«Qui sont les couples heureux»? À tous les amoureux et amoureuses actuels ou en devenir,
Dossier
Je dirais deux choses essentielles: la responsabilité conjugale individuelle (je suis 100% responsable de mon côté de la relation, comme mon partenaire l’est du sien) et l’intelligence émotionnelle conjugale. Celle-ci permet de se rendre compte que l’amour et la bonne foi ne sont pas en cause lors de disputes, mais plutôt l’ignorance des petites différences hommes/femmes et des dynamiques conjugales plus ou moins conscientes qui animent le couple.
Cela nécessite beaucoup d’efforts pour mettre en application ces connaissances-là et ne pas laisser ses émotions négatives prendre le dessus. Dans les dynamiques inconscientes, il y a les «quatre cavaliers de l’Apocalypse» que sont la critique ou la plainte, le mépris, l’attitude défensive et le détachement.
Face à la critique, la plupart des gens, surtout les hommes, réagissent par la défensive, donc la contre-attaque. Les couples heureux sont ceux qui arrivent à mettre ces quatre cavaliers à la porte de la maison. Madame doit apprendre à ne pas exprimer ses frustrations ou émotions négatives, mais ses besoins et ce qu’elle aime. Et Monsieur doit arrêter de percevoir l’expression des états d’âme de sa partenaire comme une critique.

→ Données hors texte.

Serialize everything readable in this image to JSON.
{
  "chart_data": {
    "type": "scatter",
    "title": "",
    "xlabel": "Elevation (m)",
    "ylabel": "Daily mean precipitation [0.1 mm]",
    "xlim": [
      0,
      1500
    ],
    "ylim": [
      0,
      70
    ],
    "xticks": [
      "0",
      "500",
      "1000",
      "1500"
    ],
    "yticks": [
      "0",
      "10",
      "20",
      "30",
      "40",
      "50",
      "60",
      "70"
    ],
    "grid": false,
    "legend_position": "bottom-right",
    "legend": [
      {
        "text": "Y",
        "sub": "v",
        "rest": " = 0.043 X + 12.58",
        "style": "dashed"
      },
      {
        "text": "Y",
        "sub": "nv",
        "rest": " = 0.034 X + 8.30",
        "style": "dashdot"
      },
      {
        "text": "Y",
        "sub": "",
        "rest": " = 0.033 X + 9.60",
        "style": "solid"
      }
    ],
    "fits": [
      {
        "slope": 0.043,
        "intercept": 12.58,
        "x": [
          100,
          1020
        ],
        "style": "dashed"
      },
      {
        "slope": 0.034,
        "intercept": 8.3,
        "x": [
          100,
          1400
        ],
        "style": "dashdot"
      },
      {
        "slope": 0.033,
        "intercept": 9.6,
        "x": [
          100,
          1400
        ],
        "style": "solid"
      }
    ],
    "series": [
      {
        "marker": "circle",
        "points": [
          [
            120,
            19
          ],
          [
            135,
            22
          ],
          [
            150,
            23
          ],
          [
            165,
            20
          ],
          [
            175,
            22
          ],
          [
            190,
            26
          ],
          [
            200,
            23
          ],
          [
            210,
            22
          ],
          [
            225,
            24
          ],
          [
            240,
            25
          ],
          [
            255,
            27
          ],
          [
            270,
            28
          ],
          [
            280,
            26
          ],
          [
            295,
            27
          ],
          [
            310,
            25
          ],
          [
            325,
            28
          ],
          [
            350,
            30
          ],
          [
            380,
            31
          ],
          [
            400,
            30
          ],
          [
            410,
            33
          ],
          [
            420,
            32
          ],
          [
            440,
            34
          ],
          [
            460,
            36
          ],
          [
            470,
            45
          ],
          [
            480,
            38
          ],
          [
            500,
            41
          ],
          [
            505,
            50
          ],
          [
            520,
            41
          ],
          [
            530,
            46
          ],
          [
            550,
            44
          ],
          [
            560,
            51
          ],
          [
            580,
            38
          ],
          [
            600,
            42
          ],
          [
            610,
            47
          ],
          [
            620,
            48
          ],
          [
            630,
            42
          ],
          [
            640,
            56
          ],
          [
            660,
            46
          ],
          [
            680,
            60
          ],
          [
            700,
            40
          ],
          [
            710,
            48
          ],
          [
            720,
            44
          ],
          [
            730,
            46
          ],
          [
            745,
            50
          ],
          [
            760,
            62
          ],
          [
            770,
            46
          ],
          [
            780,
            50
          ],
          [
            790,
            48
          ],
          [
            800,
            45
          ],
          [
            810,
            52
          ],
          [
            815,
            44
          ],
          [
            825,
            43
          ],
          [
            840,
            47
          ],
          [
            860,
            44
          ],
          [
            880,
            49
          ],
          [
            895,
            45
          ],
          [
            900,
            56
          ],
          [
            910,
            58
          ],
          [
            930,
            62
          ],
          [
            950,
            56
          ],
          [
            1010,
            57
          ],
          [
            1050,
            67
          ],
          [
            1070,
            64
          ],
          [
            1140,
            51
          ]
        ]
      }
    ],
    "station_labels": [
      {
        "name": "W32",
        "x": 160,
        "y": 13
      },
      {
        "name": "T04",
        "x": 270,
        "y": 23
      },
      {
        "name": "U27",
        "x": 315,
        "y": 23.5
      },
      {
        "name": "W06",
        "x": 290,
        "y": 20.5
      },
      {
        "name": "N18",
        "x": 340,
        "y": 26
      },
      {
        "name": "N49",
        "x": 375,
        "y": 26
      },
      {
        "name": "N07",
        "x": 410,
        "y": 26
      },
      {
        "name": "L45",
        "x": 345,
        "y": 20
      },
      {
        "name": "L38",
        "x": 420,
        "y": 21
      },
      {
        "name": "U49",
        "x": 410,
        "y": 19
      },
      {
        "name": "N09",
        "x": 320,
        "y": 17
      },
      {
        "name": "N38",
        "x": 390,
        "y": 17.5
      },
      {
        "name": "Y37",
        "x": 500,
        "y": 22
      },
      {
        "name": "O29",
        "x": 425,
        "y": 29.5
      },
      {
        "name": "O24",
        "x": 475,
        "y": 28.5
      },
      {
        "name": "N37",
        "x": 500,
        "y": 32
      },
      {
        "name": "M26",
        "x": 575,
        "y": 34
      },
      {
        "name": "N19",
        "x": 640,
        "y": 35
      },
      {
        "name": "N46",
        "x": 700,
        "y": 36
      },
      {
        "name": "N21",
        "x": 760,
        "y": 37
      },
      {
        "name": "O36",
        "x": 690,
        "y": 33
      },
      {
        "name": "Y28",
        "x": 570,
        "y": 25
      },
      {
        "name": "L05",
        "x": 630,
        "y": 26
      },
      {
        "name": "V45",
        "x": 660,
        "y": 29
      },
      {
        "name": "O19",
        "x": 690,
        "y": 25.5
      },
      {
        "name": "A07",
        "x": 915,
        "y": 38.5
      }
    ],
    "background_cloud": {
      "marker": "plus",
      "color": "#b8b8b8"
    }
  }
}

Au lieu d’entrer dans une lutte avec elle, mettez-vous à côté d’elle pour faciliter l’expression de ce qu’elle ressent et dont vous n’êtes pas responsable.
Vous aurez une femme très reconnaissante de l’avoir écoutée.
Vous avez écrit que le fondement des couples qui durent et qui sont heureux est l’amitié et non la passion ou la communication à tout prix. Pourquoi?
L’amitié, c’est ce à quoi le couple va aboutir. L’attirance passionnelle à la base du couple, où l’autre nous fait rêver et nous donne des sensations fantastiques, ne peut durer qu’un certain temps.
Après la lune de miel vient la lutte pour le pouvoir. Les couples heureux sont ceux qui sont capables de transformer cette lutte-là en partage du pouvoir. C’est à ce moment que l’on devient amis, complices. Seuls 20% des couples y arrivent vraiment, 30% se résignent, avec l’un qui se soumet à l’autre.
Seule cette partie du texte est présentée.